Determining Robust Impacts of Land-Use-Induced Land Cover Changes on Surface Climate over North America and Eurasia
The project Land-Use and Climate, Identification of Robust Impacts (LUCID) was conceived to address the robustness of biogeophysical impacts of historical land use–land cover change (LULCC). LUCID used seven atmosphere–land models with a common experimental design to explore those impacts of LULCC that are robust and consistent across the climate models. The biogeophysical impacts of LULCC were also compared to the impact of elevated greenhouse gases and resulting changes in sea surface temperatures and sea ice extent (CO2SST). Focusing the analysis on Eurasia and North America, this study shows that for a number of variables LULCC has an impact of similar magnitude but of an opposite sign, to increased greenhouse gases and warmer oceans. However, the variability among the individual models’ response to LULCC is larger than that found from the increase in CO2SST. The results of the study show that although the dispersion among the models’ response to LULCC is large, there are a number of robust common features shared by all models: the amount of available energy used for turbulent fluxes is consistent between the models and the changes in response to LULCC depend almost linearly on the amount of trees removed.
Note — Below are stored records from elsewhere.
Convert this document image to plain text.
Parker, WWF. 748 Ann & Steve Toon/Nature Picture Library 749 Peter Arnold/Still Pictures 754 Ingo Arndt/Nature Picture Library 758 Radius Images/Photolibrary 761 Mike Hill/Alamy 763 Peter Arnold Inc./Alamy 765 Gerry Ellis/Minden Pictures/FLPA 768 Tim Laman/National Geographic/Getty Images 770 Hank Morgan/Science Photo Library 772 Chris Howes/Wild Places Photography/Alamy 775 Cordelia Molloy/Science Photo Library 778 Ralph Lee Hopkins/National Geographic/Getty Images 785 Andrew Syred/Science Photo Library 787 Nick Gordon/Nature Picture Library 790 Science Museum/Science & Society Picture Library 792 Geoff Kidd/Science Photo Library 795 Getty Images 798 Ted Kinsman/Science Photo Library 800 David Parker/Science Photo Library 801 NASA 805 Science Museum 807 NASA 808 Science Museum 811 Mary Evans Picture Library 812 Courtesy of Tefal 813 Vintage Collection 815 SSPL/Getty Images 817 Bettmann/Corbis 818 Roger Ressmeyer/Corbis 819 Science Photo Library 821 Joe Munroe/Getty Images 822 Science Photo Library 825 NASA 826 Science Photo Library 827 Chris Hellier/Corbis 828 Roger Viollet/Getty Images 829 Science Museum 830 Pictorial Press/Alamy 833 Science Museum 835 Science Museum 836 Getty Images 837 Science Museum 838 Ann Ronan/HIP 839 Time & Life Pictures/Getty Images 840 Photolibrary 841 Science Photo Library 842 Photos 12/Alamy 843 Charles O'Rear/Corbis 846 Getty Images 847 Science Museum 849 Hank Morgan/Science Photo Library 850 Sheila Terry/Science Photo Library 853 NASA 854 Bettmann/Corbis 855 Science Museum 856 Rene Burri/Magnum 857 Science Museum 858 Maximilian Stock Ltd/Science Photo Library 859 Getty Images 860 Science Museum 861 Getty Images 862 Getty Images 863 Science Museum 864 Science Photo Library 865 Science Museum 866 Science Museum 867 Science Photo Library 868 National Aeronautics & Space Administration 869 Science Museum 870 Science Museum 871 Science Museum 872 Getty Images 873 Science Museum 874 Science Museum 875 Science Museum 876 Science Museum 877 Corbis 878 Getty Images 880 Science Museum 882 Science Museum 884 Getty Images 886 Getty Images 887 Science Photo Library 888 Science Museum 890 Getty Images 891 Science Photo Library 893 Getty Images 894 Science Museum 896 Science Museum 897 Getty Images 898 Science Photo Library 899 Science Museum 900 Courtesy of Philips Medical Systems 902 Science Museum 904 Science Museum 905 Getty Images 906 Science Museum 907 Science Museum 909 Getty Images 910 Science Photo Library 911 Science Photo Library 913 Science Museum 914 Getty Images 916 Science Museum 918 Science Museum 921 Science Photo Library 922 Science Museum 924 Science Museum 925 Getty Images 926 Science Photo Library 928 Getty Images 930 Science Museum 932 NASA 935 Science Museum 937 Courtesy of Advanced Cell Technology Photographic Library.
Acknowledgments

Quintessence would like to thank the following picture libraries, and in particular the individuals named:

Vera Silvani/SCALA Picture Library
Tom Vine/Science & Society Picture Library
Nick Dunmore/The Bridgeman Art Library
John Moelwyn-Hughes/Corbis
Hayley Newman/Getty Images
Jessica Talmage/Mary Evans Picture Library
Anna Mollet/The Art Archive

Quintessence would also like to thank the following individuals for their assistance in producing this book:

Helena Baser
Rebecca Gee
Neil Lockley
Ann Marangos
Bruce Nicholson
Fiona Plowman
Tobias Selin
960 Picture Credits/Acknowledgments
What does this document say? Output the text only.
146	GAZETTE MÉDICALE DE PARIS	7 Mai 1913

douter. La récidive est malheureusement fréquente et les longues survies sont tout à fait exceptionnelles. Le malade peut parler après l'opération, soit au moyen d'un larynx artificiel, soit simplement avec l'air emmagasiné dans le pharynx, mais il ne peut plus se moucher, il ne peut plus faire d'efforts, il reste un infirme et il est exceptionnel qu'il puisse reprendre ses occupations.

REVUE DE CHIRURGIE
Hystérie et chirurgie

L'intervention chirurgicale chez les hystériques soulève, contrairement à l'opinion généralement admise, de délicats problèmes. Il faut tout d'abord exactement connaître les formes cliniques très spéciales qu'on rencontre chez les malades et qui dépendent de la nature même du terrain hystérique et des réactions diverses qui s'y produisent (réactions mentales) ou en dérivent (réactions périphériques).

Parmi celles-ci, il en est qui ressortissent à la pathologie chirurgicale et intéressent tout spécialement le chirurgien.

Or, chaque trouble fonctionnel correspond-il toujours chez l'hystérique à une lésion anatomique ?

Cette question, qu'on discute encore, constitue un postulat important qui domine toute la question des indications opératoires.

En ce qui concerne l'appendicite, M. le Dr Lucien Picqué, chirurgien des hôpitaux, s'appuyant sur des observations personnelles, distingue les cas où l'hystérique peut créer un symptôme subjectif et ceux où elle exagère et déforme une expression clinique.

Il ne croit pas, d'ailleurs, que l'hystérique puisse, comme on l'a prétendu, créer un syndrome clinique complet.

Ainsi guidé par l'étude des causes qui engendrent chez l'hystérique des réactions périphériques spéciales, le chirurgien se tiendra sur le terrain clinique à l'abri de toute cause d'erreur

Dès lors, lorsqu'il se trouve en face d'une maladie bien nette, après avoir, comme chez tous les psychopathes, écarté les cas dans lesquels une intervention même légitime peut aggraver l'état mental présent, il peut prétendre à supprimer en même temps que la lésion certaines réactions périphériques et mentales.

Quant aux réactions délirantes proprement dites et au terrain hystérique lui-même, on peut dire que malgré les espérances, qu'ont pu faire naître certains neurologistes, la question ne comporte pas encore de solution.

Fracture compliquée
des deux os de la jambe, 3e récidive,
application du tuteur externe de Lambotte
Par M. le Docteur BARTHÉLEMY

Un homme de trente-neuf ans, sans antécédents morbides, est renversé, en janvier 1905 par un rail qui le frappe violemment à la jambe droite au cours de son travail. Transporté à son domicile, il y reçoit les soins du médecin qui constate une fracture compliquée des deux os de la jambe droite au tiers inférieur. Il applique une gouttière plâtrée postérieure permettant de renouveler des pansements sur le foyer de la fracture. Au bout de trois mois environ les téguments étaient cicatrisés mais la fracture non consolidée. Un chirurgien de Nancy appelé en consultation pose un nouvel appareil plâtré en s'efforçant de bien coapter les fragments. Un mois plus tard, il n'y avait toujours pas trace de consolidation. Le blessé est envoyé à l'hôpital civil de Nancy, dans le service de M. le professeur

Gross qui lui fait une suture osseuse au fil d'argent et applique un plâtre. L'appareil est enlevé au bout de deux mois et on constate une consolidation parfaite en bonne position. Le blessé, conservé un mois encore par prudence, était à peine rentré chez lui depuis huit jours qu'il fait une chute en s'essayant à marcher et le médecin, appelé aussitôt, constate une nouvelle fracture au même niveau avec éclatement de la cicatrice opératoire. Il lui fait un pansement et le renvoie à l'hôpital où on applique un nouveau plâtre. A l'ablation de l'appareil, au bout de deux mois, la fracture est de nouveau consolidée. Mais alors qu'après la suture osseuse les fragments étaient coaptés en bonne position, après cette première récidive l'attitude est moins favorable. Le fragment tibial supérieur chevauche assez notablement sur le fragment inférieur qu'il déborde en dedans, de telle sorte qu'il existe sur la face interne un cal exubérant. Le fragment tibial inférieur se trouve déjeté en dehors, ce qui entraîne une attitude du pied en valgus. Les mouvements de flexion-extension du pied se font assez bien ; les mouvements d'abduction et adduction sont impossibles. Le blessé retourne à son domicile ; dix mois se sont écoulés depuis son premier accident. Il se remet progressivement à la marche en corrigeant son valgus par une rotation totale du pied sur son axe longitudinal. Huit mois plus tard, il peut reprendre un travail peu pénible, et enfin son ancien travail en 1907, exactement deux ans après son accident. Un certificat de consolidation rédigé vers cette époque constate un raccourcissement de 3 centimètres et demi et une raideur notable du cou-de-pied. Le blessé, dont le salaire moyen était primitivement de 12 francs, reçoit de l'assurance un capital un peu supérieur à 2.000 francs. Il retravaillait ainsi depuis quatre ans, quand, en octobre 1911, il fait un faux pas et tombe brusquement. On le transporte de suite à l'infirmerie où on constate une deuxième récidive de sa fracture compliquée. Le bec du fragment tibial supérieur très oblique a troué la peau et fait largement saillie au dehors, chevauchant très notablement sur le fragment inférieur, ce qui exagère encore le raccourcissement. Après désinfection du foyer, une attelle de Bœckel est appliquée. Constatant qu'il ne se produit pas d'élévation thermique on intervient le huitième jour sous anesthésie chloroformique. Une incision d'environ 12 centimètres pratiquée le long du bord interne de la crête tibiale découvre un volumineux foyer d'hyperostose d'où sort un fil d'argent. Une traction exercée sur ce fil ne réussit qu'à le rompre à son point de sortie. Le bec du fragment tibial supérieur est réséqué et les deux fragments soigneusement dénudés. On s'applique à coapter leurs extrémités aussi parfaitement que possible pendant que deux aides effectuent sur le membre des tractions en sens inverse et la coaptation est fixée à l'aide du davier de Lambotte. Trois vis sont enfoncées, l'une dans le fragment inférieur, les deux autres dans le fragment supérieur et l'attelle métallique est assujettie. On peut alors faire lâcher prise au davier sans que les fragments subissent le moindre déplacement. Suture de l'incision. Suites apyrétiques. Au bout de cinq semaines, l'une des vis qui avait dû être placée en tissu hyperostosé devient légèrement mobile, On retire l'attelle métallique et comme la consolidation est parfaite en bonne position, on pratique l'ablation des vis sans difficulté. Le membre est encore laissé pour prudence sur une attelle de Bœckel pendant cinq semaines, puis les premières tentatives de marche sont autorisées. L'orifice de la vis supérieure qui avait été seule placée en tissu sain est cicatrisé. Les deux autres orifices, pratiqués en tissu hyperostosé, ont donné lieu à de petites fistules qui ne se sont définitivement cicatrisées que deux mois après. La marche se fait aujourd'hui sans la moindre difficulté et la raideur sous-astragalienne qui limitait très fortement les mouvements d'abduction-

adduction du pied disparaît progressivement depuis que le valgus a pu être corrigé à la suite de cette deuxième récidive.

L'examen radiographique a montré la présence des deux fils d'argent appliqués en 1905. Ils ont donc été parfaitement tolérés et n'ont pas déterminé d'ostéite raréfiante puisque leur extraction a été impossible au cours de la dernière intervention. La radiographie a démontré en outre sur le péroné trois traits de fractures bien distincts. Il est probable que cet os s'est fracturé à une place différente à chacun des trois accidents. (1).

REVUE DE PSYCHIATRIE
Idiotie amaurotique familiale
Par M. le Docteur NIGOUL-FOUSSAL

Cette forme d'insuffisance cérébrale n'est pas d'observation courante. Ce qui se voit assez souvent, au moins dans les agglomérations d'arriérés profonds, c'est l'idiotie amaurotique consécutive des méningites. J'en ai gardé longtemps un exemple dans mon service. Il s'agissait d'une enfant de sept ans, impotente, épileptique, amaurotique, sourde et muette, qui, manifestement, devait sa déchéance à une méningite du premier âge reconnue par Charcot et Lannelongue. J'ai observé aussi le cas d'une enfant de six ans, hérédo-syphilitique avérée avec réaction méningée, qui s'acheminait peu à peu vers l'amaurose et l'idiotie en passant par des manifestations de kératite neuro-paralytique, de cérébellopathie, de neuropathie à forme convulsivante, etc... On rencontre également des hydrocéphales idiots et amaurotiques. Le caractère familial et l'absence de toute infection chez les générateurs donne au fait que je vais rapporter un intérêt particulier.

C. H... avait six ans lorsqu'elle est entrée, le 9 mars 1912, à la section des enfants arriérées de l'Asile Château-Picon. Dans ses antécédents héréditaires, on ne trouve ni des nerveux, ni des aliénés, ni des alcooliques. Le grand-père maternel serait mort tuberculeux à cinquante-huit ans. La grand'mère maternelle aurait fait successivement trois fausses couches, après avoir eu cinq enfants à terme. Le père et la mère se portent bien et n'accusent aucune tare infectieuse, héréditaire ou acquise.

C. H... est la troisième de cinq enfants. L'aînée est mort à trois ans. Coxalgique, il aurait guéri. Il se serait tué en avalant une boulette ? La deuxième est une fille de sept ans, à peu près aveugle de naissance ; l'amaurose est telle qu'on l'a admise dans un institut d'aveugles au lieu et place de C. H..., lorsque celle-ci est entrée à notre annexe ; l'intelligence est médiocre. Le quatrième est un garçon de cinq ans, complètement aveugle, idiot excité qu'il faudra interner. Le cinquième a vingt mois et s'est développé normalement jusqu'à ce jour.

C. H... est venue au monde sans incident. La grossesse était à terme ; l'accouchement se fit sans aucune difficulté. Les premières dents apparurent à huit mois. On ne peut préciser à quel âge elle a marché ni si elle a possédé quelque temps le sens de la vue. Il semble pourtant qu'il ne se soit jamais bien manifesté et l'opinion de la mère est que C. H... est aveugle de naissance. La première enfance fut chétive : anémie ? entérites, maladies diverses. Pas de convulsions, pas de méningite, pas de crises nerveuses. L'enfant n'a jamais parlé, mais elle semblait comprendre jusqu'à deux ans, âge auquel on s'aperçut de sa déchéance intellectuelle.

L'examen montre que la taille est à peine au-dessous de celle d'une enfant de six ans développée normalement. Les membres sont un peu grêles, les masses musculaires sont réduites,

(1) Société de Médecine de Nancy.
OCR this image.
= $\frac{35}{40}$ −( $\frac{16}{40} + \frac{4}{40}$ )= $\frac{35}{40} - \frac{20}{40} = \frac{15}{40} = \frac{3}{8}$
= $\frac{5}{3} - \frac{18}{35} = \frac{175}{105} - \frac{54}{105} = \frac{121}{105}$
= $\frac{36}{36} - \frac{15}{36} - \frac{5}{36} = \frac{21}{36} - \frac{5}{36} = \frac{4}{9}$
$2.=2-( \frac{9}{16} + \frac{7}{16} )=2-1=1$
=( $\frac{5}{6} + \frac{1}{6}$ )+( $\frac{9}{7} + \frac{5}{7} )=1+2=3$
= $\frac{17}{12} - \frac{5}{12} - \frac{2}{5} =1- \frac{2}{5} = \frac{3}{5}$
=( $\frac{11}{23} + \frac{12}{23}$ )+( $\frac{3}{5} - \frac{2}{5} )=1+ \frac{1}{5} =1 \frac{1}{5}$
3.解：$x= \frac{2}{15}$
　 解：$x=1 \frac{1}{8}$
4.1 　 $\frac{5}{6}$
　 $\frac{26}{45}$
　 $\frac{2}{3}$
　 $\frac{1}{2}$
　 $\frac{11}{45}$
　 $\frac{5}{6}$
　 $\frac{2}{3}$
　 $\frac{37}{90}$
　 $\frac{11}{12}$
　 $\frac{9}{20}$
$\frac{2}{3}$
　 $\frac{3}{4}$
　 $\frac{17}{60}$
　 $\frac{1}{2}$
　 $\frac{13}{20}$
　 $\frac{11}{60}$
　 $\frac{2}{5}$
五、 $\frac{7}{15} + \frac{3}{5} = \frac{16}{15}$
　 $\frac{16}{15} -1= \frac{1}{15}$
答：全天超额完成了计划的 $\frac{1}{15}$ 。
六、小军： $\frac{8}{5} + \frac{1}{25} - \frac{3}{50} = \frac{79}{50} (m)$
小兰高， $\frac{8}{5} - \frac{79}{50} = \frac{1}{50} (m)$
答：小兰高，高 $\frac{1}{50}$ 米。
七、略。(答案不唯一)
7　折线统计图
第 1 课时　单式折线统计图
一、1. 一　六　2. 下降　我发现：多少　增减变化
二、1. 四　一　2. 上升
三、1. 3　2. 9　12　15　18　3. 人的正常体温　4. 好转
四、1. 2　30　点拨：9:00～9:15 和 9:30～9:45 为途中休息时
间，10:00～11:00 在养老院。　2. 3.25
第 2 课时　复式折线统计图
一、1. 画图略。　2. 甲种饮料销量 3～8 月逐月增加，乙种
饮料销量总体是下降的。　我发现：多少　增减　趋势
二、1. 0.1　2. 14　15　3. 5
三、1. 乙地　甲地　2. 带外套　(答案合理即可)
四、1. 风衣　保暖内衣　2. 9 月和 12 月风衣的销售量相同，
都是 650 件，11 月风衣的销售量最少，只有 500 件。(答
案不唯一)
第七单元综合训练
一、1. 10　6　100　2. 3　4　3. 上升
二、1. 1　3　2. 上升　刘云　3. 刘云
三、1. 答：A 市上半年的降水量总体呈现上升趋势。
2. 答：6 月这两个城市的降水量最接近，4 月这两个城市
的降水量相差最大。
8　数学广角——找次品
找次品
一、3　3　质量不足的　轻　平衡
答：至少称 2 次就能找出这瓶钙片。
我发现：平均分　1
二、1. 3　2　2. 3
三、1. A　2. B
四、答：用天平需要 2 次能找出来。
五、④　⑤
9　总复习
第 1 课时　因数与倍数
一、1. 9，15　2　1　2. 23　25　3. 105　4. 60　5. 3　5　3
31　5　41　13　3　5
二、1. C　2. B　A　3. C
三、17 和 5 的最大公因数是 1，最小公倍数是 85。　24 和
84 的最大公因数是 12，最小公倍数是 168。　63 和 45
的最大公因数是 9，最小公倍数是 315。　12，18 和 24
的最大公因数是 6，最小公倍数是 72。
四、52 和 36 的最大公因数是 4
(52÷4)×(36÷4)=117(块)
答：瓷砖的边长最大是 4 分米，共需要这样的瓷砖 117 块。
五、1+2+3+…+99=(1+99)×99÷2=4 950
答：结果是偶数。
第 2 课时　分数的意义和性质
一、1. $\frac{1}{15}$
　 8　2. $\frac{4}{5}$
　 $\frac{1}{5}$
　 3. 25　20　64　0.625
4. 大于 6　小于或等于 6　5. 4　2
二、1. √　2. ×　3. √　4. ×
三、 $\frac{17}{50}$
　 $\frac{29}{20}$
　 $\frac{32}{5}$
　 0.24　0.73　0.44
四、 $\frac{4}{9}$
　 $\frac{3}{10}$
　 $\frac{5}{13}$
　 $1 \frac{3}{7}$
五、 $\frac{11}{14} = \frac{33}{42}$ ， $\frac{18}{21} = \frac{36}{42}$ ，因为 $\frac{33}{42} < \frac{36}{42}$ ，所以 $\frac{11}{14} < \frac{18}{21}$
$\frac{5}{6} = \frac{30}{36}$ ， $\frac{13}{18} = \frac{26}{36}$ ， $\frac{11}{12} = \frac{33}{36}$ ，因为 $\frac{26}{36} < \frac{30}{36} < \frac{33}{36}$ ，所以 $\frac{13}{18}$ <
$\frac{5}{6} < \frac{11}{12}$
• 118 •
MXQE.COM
However, less encouraging is the conclusion that there is no consistency among the various models regarding how LULCC affects the partitioning of available energy between latent and sensible heat fluxes at a specific time. The results therefore highlight the urgent need to evaluate land surface models more thoroughly, particularly how they respond to a perturbation in addition to how they simulate an observed average state.